Por Clarinha Glock, em Extra Classe
Cerca de 8 mil indígenas cursam o Ensino Superior no Brasil, conforme dados da Secretaria de Educação Continuada, Alfabetização, Diversidade e Inclusão (Secadi), do Ministério da Educação (MEC). Em 2010, havia praticamente a metade desse número nas faculdades. Poran Potiguara, estudante de Engenharia Florestal na Universidade de Brasília (UNB), acredita que o crescimento se deve à Lei 12.711, a chamada Lei de Cotas, instituída pelo Governo Federal em 2012, e às ações afirmativas de algumas universidades que, mesmo antes da Lei, abriram vagas em seus cursos para os indígenas.
Poran Potiguara, que tem no sobrenome a identificação de seu povo, é um dos coordenadores da Rede de Juventude Indígena (Rejuind), criada em 2009 para facilitar o diálogo entre a diversidade de juventudes indígenas na defesa de seus direitos. A Rejuind mantém uma página na rede social Facebook, grupos de discussão fechados no WhatsApp e já programa para 28 de setembro a 2 de outubro de 2015, na Universidade Federal de Santa Catarina (UFSC), o 3º Encontro Nacional de Acadêmicos Indígenas (Enei).
Os potiguaras habitam o Ceará e a Paraíba, e somam cerca de 20 mil pessoas. “É o único povo do litoral que não mudou de lugar desde a colonização”, assegura Poran. Essa determinação se mantém em seu representante quando o assunto é educação. Os acadêmicos reunidos na Rejuind temem que haja uma queda no número de vagas no Ensino Superior porque muitas universidades estão adotando apenas a Lei de Cotas, que deve atender também a população negra e parda e aos critérios de renda. Um cálculo feito por estudantes da UNB mostrou que, dividindo o número de vagas das Cotas pela população indígena, e o resultado é de 0,05 vagas por indígena. É muito pouco. Poran vive na Aldeia Tambar, em Baia da Traição, município com 8,6 mil habitantes com 90% do seu território situado dentro de reserva indígena no litoral da Paraíba, conforme dados do IBGE.

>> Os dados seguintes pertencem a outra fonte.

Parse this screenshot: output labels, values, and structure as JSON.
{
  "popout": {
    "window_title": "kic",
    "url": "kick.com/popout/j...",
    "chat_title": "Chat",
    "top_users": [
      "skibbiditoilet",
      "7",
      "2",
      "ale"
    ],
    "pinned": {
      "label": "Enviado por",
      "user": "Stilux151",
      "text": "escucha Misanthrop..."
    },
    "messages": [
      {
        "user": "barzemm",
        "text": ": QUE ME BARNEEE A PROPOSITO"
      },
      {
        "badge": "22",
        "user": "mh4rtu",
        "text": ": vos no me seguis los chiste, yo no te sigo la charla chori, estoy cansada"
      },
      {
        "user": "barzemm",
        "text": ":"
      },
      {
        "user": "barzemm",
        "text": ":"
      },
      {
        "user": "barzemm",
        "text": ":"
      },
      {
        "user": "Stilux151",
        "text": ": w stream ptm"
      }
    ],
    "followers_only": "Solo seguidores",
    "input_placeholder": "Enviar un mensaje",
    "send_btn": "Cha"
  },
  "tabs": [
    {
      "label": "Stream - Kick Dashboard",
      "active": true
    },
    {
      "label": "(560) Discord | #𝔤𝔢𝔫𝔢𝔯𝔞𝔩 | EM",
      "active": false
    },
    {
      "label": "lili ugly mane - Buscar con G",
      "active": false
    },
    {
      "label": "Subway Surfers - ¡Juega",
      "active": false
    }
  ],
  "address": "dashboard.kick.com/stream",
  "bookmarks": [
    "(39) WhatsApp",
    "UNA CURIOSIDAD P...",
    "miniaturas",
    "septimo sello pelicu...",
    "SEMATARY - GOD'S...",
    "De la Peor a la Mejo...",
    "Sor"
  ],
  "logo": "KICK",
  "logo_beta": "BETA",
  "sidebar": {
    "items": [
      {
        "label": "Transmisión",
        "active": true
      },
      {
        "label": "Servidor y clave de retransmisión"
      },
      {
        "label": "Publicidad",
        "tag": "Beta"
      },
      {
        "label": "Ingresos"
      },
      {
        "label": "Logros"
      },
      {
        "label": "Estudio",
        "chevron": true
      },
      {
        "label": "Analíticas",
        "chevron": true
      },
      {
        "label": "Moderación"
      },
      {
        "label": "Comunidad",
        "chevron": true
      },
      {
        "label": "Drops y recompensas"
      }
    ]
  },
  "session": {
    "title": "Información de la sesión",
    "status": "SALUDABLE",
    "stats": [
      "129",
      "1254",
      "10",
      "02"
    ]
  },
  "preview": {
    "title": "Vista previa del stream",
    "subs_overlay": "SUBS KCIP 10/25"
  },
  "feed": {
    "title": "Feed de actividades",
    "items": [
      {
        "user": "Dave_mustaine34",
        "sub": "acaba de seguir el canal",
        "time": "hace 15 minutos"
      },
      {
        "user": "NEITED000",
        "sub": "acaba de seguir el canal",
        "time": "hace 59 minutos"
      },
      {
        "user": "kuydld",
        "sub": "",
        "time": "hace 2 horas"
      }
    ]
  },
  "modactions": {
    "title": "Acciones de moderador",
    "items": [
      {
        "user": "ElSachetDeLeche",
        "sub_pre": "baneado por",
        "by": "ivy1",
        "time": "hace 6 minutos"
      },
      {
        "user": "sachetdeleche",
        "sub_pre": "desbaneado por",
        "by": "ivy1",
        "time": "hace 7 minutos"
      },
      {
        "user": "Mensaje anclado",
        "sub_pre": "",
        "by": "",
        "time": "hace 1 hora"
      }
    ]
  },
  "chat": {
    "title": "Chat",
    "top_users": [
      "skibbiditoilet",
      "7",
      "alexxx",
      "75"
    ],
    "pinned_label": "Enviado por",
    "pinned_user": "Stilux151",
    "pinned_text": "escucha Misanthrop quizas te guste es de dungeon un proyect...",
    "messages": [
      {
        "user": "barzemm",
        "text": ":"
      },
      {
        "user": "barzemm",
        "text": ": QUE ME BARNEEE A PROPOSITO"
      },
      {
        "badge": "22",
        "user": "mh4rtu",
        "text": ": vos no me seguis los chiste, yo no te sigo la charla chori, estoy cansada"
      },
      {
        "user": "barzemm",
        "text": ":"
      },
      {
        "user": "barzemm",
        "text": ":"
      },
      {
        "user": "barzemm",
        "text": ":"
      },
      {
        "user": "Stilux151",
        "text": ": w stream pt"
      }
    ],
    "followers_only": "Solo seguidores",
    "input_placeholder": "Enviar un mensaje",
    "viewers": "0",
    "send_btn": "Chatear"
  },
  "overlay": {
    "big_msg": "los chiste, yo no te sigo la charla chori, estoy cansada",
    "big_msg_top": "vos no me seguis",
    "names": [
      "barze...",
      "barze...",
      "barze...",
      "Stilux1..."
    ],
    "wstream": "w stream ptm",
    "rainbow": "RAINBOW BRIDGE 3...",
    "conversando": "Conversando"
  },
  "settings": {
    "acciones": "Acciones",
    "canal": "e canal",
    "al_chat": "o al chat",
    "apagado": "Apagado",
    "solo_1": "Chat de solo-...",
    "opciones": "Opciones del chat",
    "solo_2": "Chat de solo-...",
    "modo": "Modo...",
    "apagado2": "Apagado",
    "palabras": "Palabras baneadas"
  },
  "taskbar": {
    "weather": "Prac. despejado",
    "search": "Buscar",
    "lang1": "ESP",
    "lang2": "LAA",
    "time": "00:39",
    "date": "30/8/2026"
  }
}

“Estamos discutindo alternativas para que, além das cotas, seja garantido o ingresso nas universidades de forma diferenciada por um vestibular específico”, informa Poran. Outra preocupação é com a permanência dos estudantes indígenas nos cursos, já que muitos saem de seus locais de origem, geralmente em zonas rurais, para morar nas cidades. “O Programa de Bolsa Permanência do MEC ajudou muito, mas é apenas para universidades federais. Quem está cursando as estaduais e particulares não têm direito”, observa. A Bolsa Permanência prevê a concessão de auxílio financeiro a estudantes matriculados em instituições federais de ensino superior em situação de vulnerabilidade socioeconômica e para estudantes indígenas e quilombolas. No caso dos indígenas, o valor é de R$ 900,00.
Esses benefícios servem de estímulo a quem quer estudar, reconhece Poran. “Na minha própria aldeia não se buscava o Ensino Superior pela falta de apoio e dificuldades de se manter, mas hoje se vê o contrário. No dia da prova do Exame Nacional do Ensino Médio (Enem) notei que havia mais gente fazendo”, descreve. Poran lembra ainda que algumas universidades criaram Programas de Licenciatura Indígena. “São cursos criados por indígenas para indígenas. É um avanço, porque os professores indígenas não têm reconhecimento como um segmento diferenciado no Brasil, apesar de tantos anos trabalhando nas comunidades”. As discussões dos jovens da Rejuind passam também pela falta de material didático específico em nível escolar para a educação das crianças indígenas. Com mais de 200 povos, e tantas línguas, é difícil publicar algo que sirva para todos, admite Poran.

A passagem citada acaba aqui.